Go on, admit it: you’re guilty of at least one selfie, aren’t you? Recently named word of the year, the selfie (photos taken by the photo subject him/herself, typically uploaded to a social network such as Twitter, Facebook, Instagram, etc.) is a polarizing topic these days, yet so many of us have uploaded them, including the Pope.
While certainly not a new phenomenon (I remember taking “selfies” back in the day of film cameras… crap, did I just admit to being old?), the self-portrait has come under scrutiny for being a self-absorbed, narcissistic form of communication–a vehicle by which the selfie-ee seeks approval and praise.
On the surface, that may be what’s going on. But dig a little deeper, and you’ll likely find the principles of identity management theory* at work.
Our identities are comprised of our own view of ourselves with a mash up of others’ views. During our formative years (often the teens and early 20s), our identities can shake and shift, perhaps causing an even greater need for checks and balances in figuring out who we are–and thus who we are not. But even beyond that, identity management never stops. It’s not like you suss out “This is me! This is who I am!” and the journey ends when you turn 26, 27, or even 30. Humans are ever-changing beings over the course of a lifetime, and so managing our identities becomes a lifelong process.

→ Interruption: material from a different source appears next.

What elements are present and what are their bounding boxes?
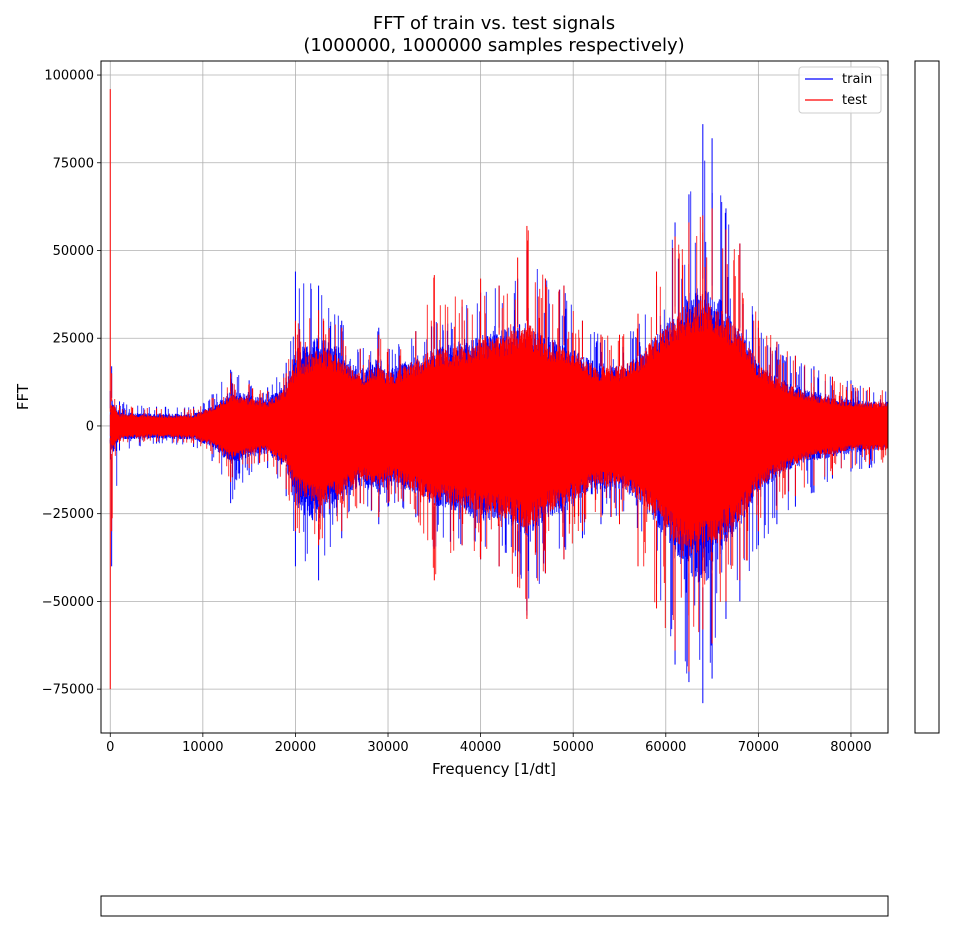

Selfies have become an acceptable way to communicate,” suggests psychologist Diana Parkinson. “Humans have always done this, whether it’s with cave paintings or self-portraiture – it reaffirms our identity. It’s a natural evolution.
Maybe the art of the selfie is about control, brand management, or a need to be loved. Or perhaps it’s about living out in the open, transparently, and out of context, for mass consumption. Or maybe selfies are a plea to be seen–by someone, anyone.
Some friends have noticed a change in me over the past few months. Where I didn’t post hardly any photos of myself (maybe 5 a year?), there is suddenly a flurry of selfies. “What’s going on with Ashley? She’s… different,” they ponder. At some point in my late 20s, I lost a part of myself. She retreated into the shadows, little by little, until I forgot she even existed. She had been missing for the better part of four years before some folks helped me realize she was gone. This epiphany occurred in October, and I’ve been a shameless selfie machine ever since. #SorryNotSorry
Why? Because I’m trying to regain a sense of my identity. It’s so bizarre to look at a photograph you took of yourself and think, “I don’t even know that girl.” (No, really, this happens pretty much every time.) That’s what the selfie is for me: a healing tool–a way to embrace my me-ness. And while that sounds entirely self-absorbed, think about that for a second. Imagine if the opposite were true–if you felt so incongruent in your own skin, like a stranger looking at yourself in the mirror as if your body had been switched or something. Imagine waking up one day, realizing that somewhere along the way, you lost that crucial sense of value in yourself. Imagine trying to see the qualities others say they see in you without even trying.
There’s that old adage about how the camera doesn’t lie. Sure, lighting tricks, positioning, and filters make everything better, but on the whole, the selfie is an attempt to see through an unbiased eye–to see ourselves for who we really are, reinforcing our sense of identity. The selfie is a way to explore that identity and express it to others. It facilitates understanding and allows us to control our own narratives. They’re a safe place to do all of this, too: if you don’t like a selfie you took, delete it. Zero pressure.
As Casey N. Cep eloquently points out, “Rarely a documentary genre, self-portraits have always allowed us to craft an argument about who we are, convincing not only others, but also ourselves.” So the next time you find yourself rolling your eyes at someone’s selfie, step back and realize that it may have nothing to do with showing off or accumulating praise. Instead, the person perfectly posed in that self-portrait might be engaged in an argument with him or herself, fighting for a sense of identity.
*Pardon my Wikipedia link. There are ample scholarly journals on the topic on Google Scholar, but I didn’t want to link to PDFs that readers may or may not have access to anyway. The Wikipedia article is a good starting point for the basics of IMT.